In partnership with The BULLY Project and other like-minded organizations, we are working with two Facing History alumnae whose study of history and the impact of choices people made have inspired them to petition the Oxford English Dictionary and Merriam Webster Dictionary to add the word upstander.
"I was confused as to why upstander wasn't a word that was listed in the dictionary," says Georgetown University student Monica Mahal, who along with her high school friend Sarah Decker, is working to raise awareness about the word and its meaning. "I looked up the new words that were added to the dictionary last year, and it irked me," says Mahal, who attended Watchung Hills Regional High School in New Jersey. "Those are words that are commonly used, yes, but if you look at what society should focus on, the values we should work to create, that wasn't reflected in choices like twerk and selfie. We decided to take action."
Upstander is a term frequently used in Facing History resources and classrooms to describe people who take action on behalf of others—the opposite of the more commonly-used bystander (which is included in the dictionary). "We define it as a person who chooses to take positive action in the face of injustice in society or in situations where individuals need assistance," Mahal says.
The OED adds newly popular words to its pages throughout the year. So how do you go about getting a word added? "That's a good question," Mahal says. "There's no simple way, but there are two steps you can take—one is to create awareness and the other is to prove that the word has been published and is used in sources."
Teaming up with a coalition of organizations, Mahal and Decker created a Change.org petition that invites people to support the movement and add their name to a letter addressed to the Oxford English Dictionary. "It makes me really happy to see that this idea of standing up for what's right, it's so simple it resonates with people from different cultures and countries, who speak different languages," Mahal says.
"Our ultimate goal is to get the word included in the dictionary—to one day be typing at the computer and not have upstander underlined in red," says Decker, who also interned with Facing History in New York. "But the result of the effort meets another goal as well—just educating people around the world about what this concept means. Education is the first step to positive action."

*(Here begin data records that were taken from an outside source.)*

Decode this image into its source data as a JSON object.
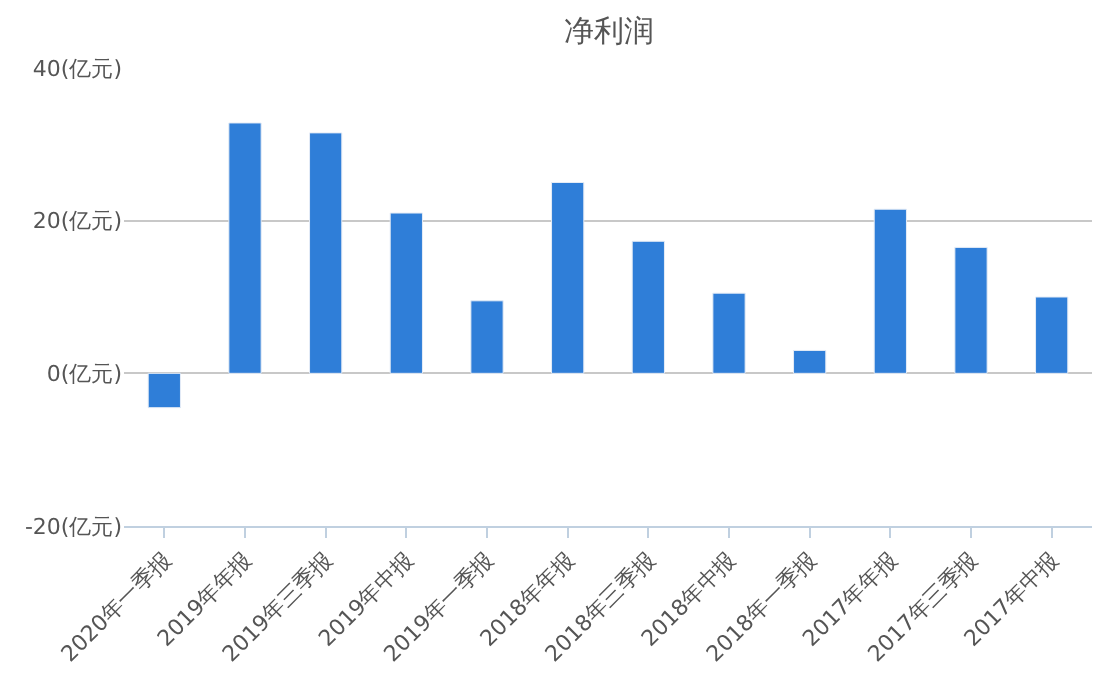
{
  "chart_data": {
    "type": "bar",
    "title": "净利润",
    "categories": [
      "2020年一季报",
      "2019年年报",
      "2019年三季报",
      "2019年中报",
      "2019年一季报",
      "2018年年报",
      "2018年三季报",
      "2018年中报",
      "2018年一季报",
      "2017年年报",
      "2017年三季报",
      "2017年中报"
    ],
    "values": [
      -4.5,
      32.8,
      31.5,
      21,
      9.5,
      25,
      17.3,
      10.5,
      3,
      21.5,
      16.5,
      10
    ],
    "color": "#2f7ed8",
    "ylim": [
      -20,
      40
    ],
    "yticks": [
      {
        "value": -20,
        "label": "-20(亿元)"
      },
      {
        "value": 0,
        "label": "0(亿元)"
      },
      {
        "value": 20,
        "label": "20(亿元)"
      },
      {
        "value": 40,
        "label": "40(亿元)"
      }
    ],
    "grid": "y"
  }
}
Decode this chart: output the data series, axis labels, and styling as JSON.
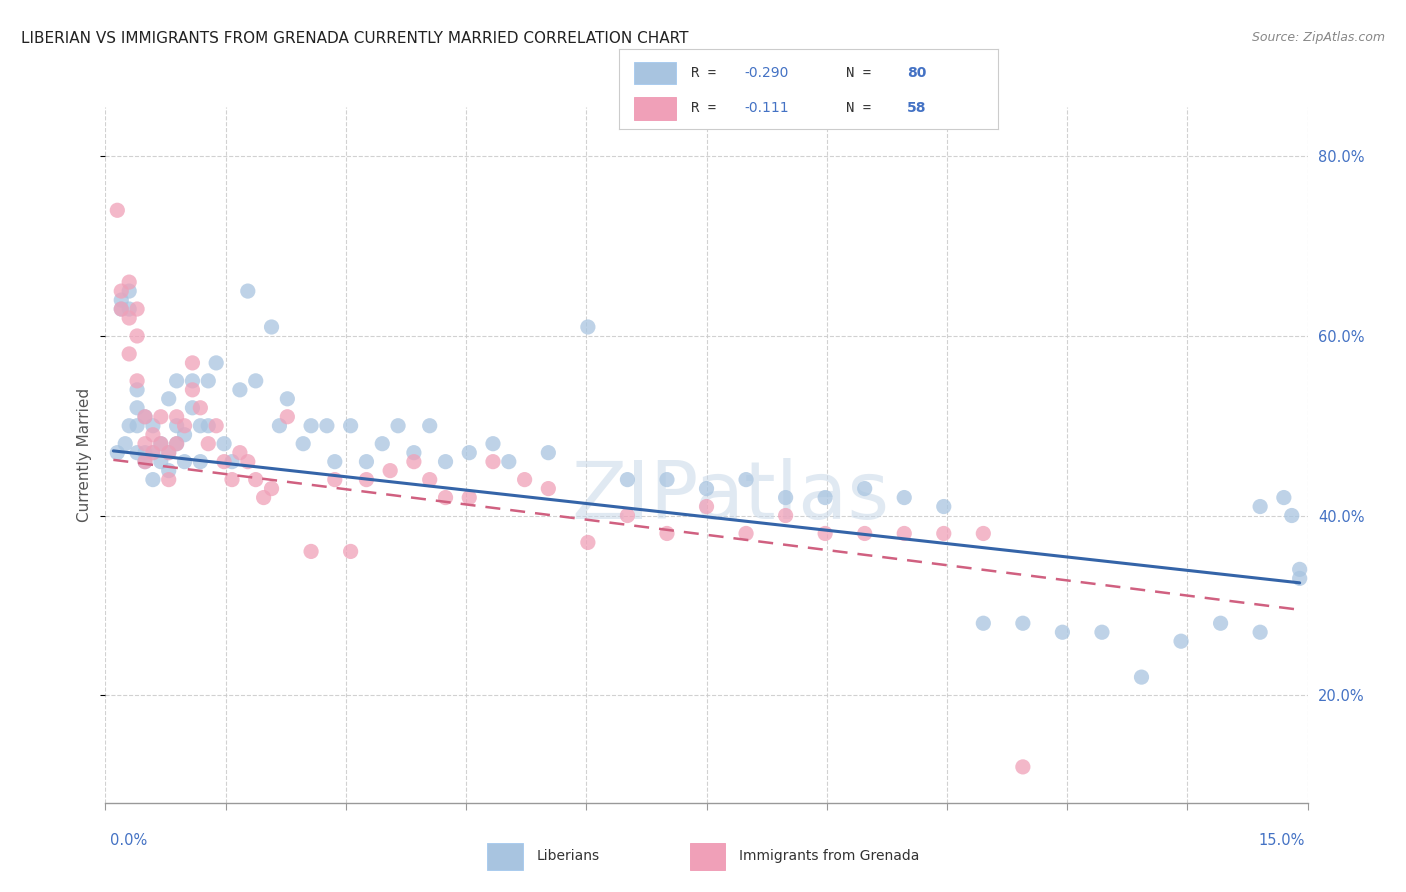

"The concept of upstander was so ingrained throughout our high school experience," Decker continues. "It helped students look at what was happening in the cafeteria, in the hallways, the locker rooms all in a different way. It is a word that really did change the environment of our high school."
"It never struck us that it wasn't a common word," Mahal agrees.
Both girls served on their high school’s diversity council and, in their senior year, organized a community "White-Out to Erase Bullying" event, which raised awareness of bullying and, of upstander behavior, and encouraged students to pledge not to be silent in the face of bullying at their own schools. Even the town’s mayor and city council members joined in.
"It's sending out a bad message to youth when the word bystander is in the dictionary, but upstander isn't," Decker says. "It's such an important concept and we believe it needs to be defined and universally shared."